The answer is YES, there are often “blind spots” in your business insurance policies. Due to the high incidence of ransomware attacks last year, insurance premiums have increased as much as 40% and polices may have limitations to further protect the insurer.
Mind the Gaps in Your Insurance Policy
Recently, our Strategic Advisor in Evansville, IN gave us a few tips to better understand insurance policies. You should ask the following questions about your business’ Cyber Liability Insurance policy.
Does my insurance coverage have sublimits?
A sublimit is the maximum payout for specific types of incidents. This limits the insurance company’s risk. If your policy says “$500,000 in coverage”, it also has sublimits for certain types of damage or certain items. For example, you may have a sublimit of $250K for business income loss, or $25K for ransomware.
Can my carrier go above $1M?
$1M is an insurance industry standard. Many companies have experienced breaches that surpass this limit.
Does my policy include ransomware coverage?
Will the policy specifically cover ransom paid out? Most cyber liability policies include ransomware, but there isn’t a standard, so coverage varies with each insurer. The limits are often much lower than the policy amount. We can go back to the question about sublimits – often ransomware can be as low as $25K.
How will my policy help with the cost of reputational harm?
This one is HUGE. Very few policies cover this in the months following a breach.
What type of breaches fall under war exclusion?
Many polices exclude acts of war, or state-sponsored cyber operations. For example, because the NotPetya malware was used by governments to attack other governments, it didn’t fall under the policy.

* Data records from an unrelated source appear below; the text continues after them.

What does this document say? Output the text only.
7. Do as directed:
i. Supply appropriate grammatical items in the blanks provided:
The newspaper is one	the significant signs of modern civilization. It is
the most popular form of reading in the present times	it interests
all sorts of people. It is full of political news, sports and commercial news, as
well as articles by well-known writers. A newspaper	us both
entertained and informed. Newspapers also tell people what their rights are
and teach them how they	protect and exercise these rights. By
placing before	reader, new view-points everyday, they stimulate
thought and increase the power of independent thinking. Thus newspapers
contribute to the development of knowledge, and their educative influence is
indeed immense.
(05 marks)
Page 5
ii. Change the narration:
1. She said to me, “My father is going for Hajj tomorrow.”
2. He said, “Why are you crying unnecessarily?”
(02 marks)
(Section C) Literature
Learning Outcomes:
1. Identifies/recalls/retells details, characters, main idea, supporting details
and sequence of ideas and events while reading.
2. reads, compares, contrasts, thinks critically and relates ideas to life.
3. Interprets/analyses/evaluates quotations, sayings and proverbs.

How will my policy help if my employee wires money to a fraudulent account?
Not every insurance policy covers wire transfer fraud. The money is often seen as voluntarily transferred. When covered, there is usually a limit of $250K. This type of crime has skyrocketed and is the costliest to businesses. Business Email Compromise is most often associated with this type of fraud. This is where multi-factor authentication, employee training and policies go far in preventing being scammed.
These are the top things that insurance companies will try to get out of paying.